Com a chegada do tempo frio e mais vírus a circular – desde logo, a gripe –, Manuel Abecasis acredita que este período será sobretudo de maior sobrecarga para as equipas hospitalares, com a necessidade de mais cuidado para despistar queixas respiratórias e mais zaragatoas. “Vai ser um período delicado, mas o principal é que as pessoas confiem e continuem a recorrer aos cuidados de saúde”, antevê o médico.
No domingo, o tema em discussão nas jornadas será o acesso a medicamentos inovadores, com a análise de médicos mas também de peritos da DGS e Infarmed sobre como são aprovados novos medicamentos e os avanços nesta área. Manuel Abecasis considera que nos últimos anos tem havido “avanços tremendos” que vão consolidando um novo paradigma. “Há muita medicação nova, sobretudo medicamentos que já não são aquilo que entendemos como a quimioterapia clássica e se baseiam no conhecimento das vias moleculares que desencadeiam a doença, são mais dirigidos às células malignas, poupando as células normais”, resume.

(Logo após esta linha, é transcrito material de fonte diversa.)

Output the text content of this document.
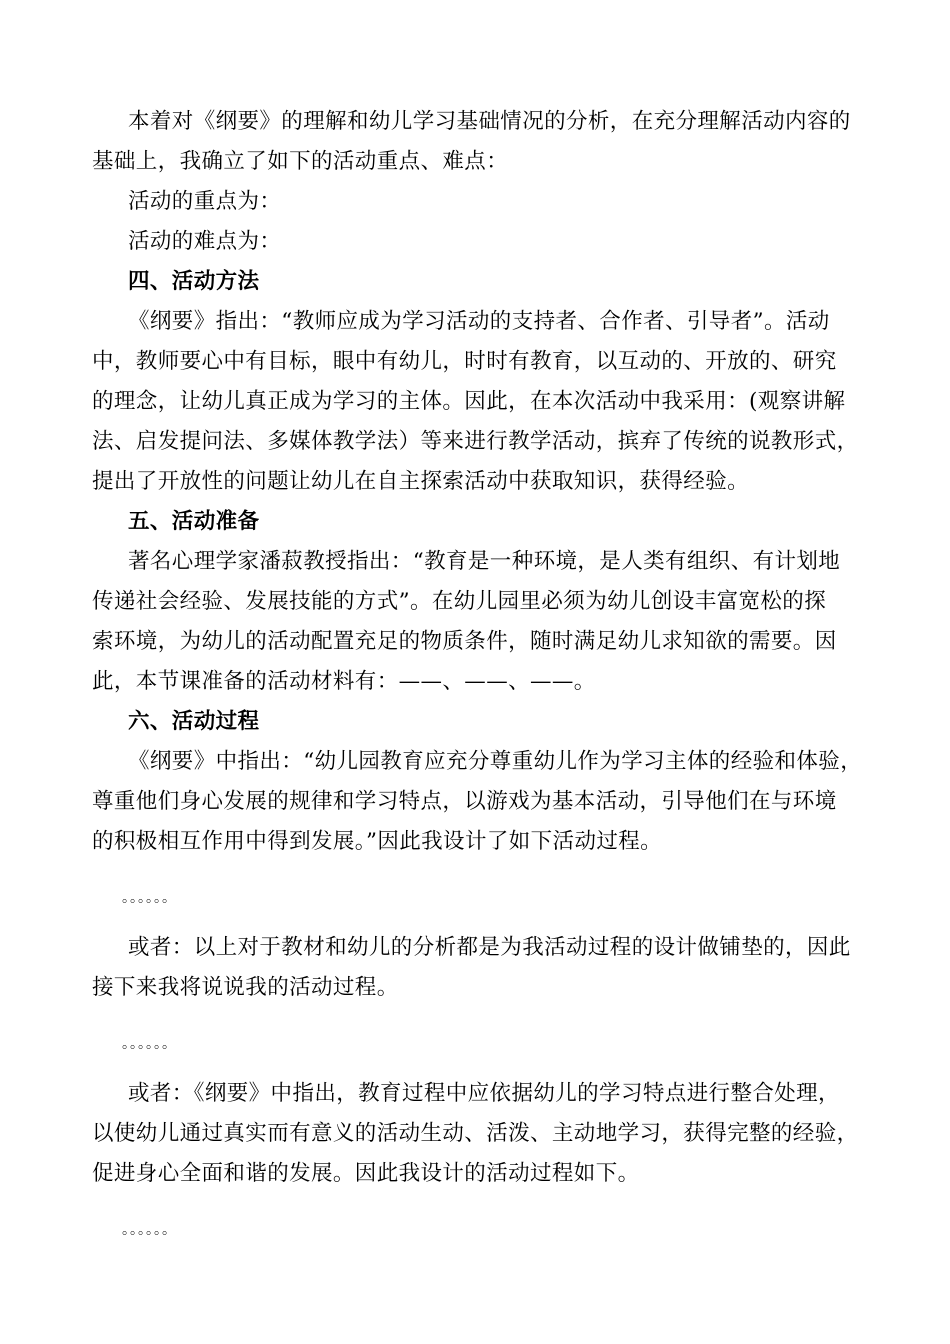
本着对《纲要》的理解和幼儿学习基础情况的分析，在充分理解活动内容的

基础上，我确立了如下的活动重点、难点：

活动的重点为：

活动的难点为：

四、活动方法

《纲要》指出：“教师应成为学习活动的支持者、合作者、引导者”。活动

中，教师要心中有目标，眼中有幼儿，时时有教育，以互动的、开放的、研究

的理念，让幼儿真正成为学习的主体。因此，在本次活动中我采用：(观察讲解

法、启发提问法、多媒体教学法）等来进行教学活动，摈弃了传统的说教形式，

提出了开放性的问题让幼儿在自主探索活动中获取知识，获得经验。

五、活动准备

著名心理学家潘菽教授指出：“教育是一种环境，是人类有组织、有计划地

传递社会经验、发展技能的方式”。在幼儿园里必须为幼儿创设丰富宽松的探

索环境，为幼儿的活动配置充足的物质条件，随时满足幼儿求知欲的需要。因

此，本节课准备的活动材料有：——、——、——。

六、活动过程

《纲要》中指出：“幼儿园教育应充分尊重幼儿作为学习主体的经验和体验，

尊重他们身心发展的规律和学习特点，以游戏为基本活动，引导他们在与环境

的积极相互作用中得到发展。”因此我设计了如下活动过程。

。。。。。。

或者：以上对于教材和幼儿的分析都是为我活动过程的设计做铺垫的，因此

接下来我将说说我的活动过程。

。。。。。。

或者：《纲要》中指出，教育过程中应依据幼儿的学习特点进行整合处理，

以使幼儿通过真实而有意义的活动生动、活泼、主动地学习，获得完整的经验，

促进身心全面和谐的发展。因此我设计的活动过程如下。

。。。。。。
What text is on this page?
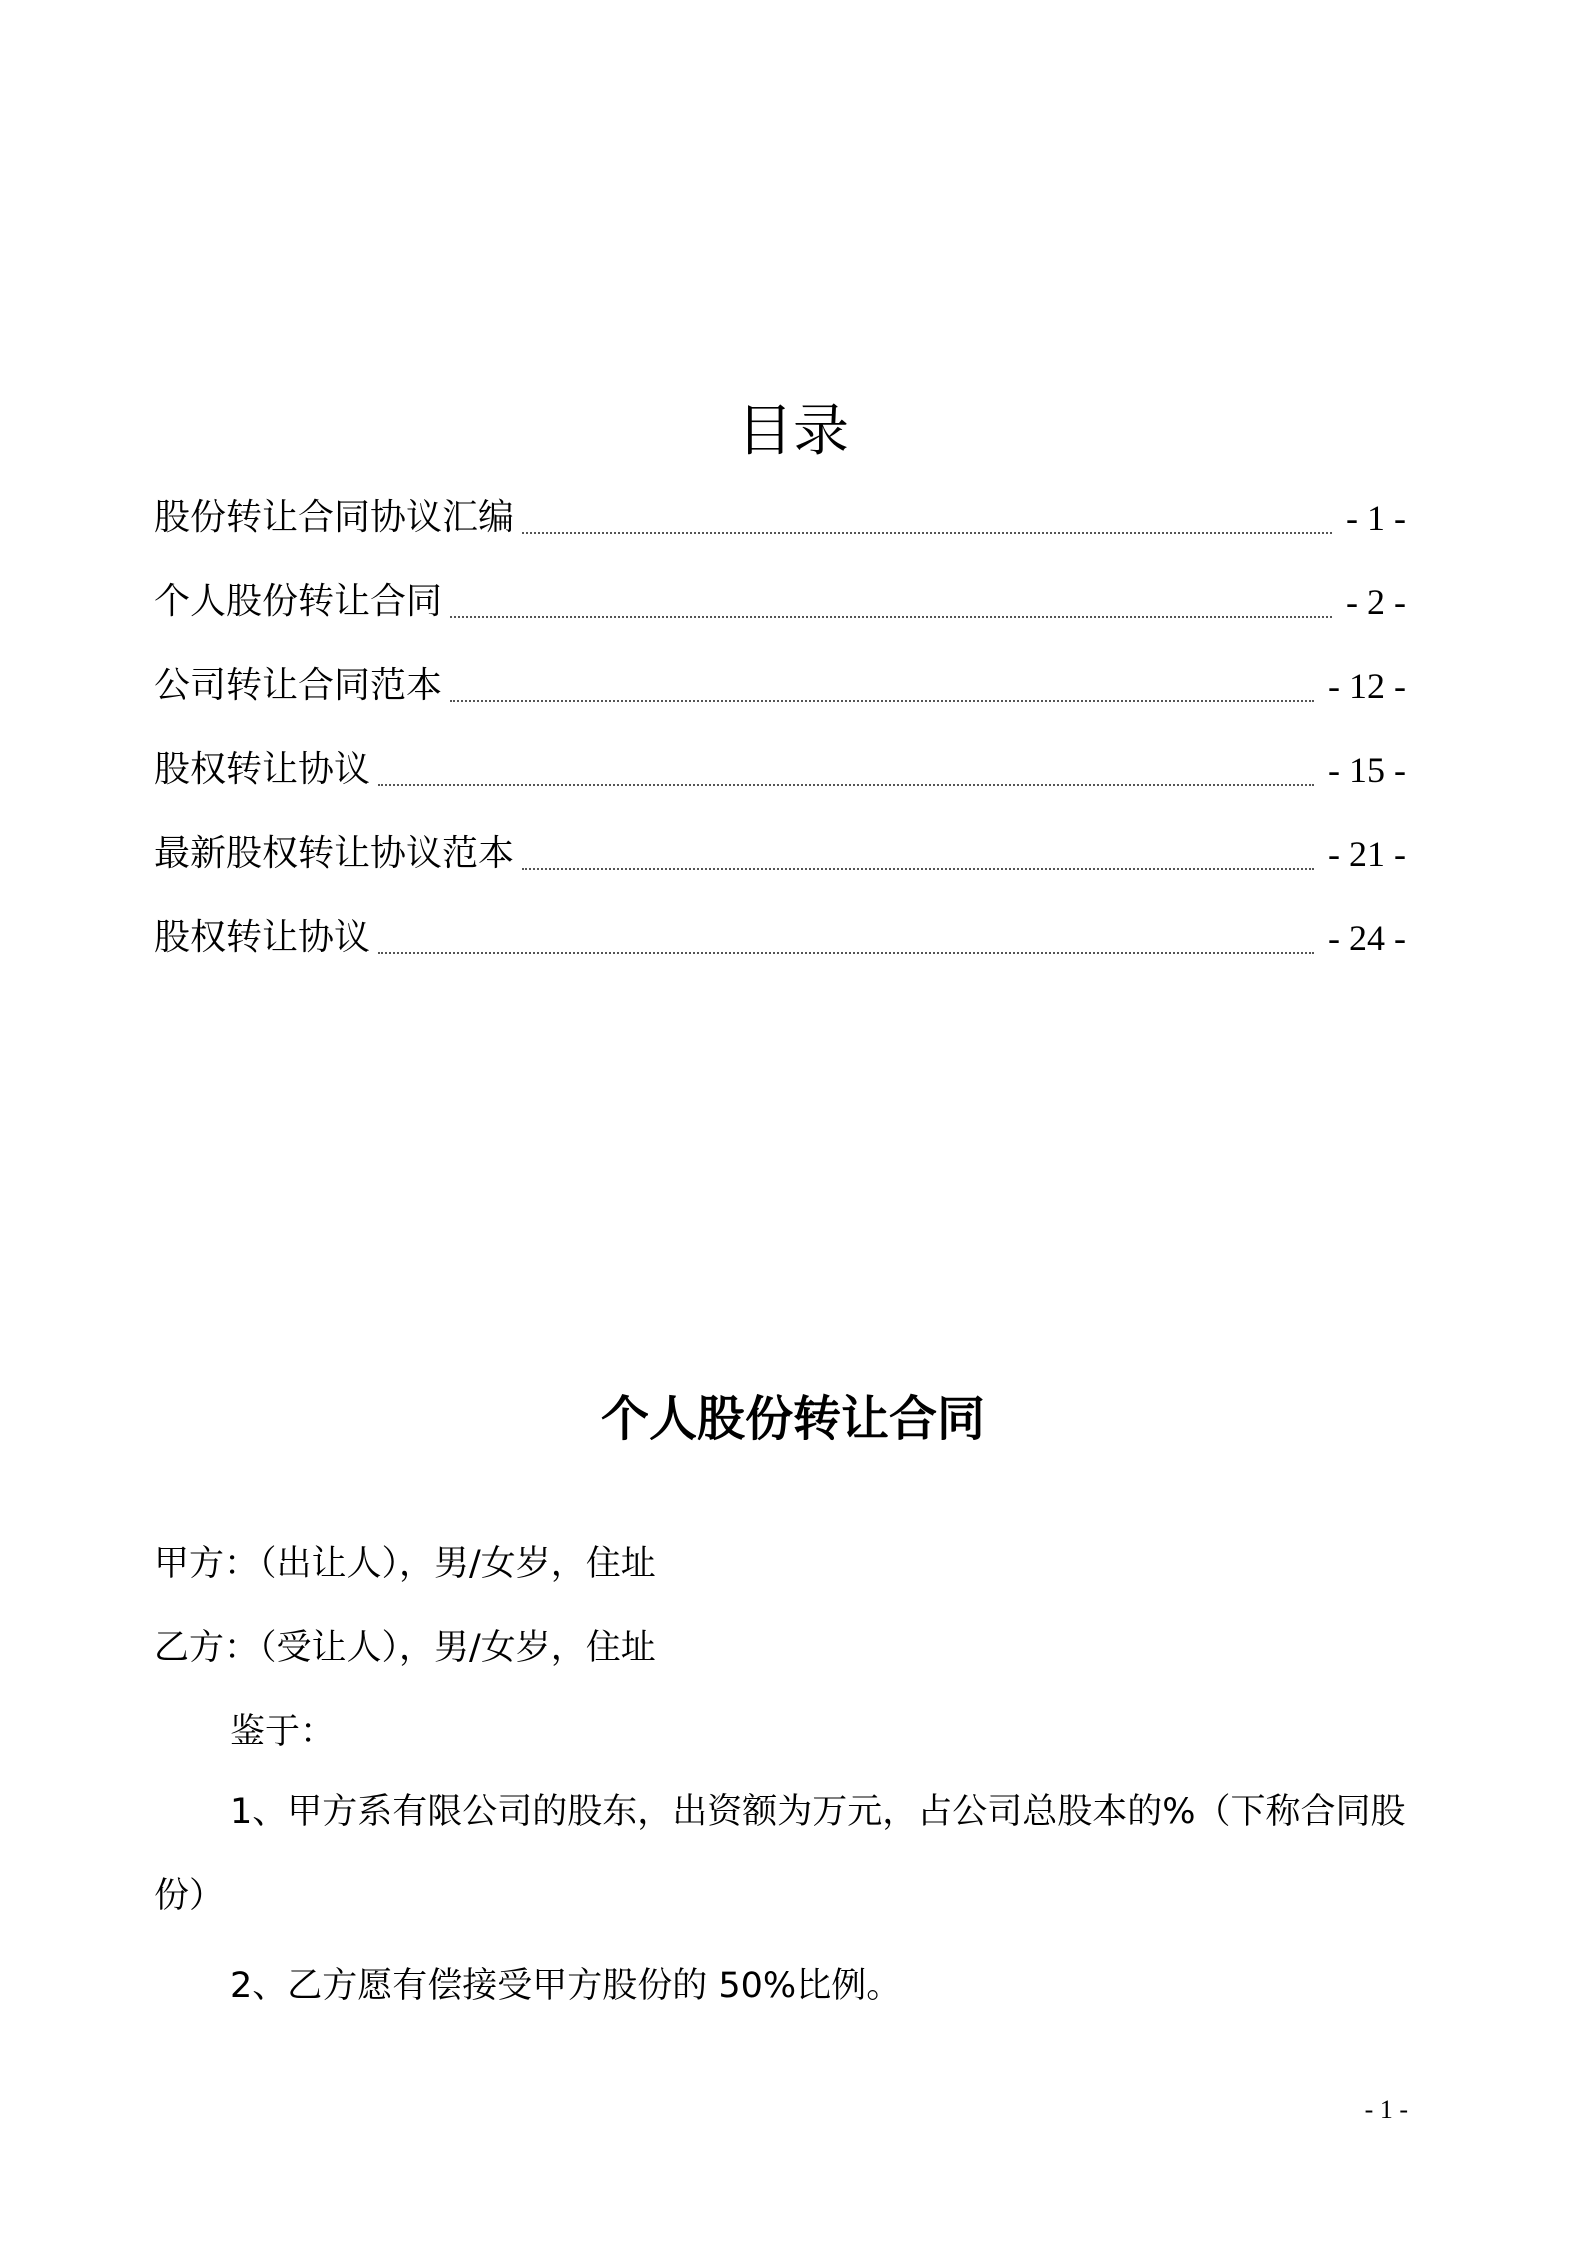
目录
股份转让合同协议汇编	- 1 -
个人股份转让合同	- 2 -
公司转让合同范本	- 12 -
股权转让协议	- 15 -
最新股权转让协议范本	- 21 -
股权转让协议	- 24 -
个人股份转让合同
甲方：（出让人），男/女岁，住址
乙方：（受让人），男/女岁，住址
鉴于：
1、甲方系有限公司的股东，出资额为万元，占公司总股本的%（下称合同股份）
2、乙方愿有偿接受甲方股份的 50%比例。
- 1 -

Quanto ao tempo até chegarem aos hospitais, o médico sublinha que há procedimentos a seguir na regulamentação a nível europeu e nacional e a avaliação fármaco-económica a cargo do Infarmed, um processo que doentes e médicos gostavam que fosse mais rápido, mas que acredita que, em Portugal, não está assim tão mal na fotografia. “É evidente que quem trata de doentes quer que seja tudo mais rápido. A minha opinião é que os processos podiam ser mais destros, mas se nos compararmos com Itália, Espanha ou Inglaterra, não estamos muito longe da mediana do tempo de aprovação de medicamentos inovadores nestes países”.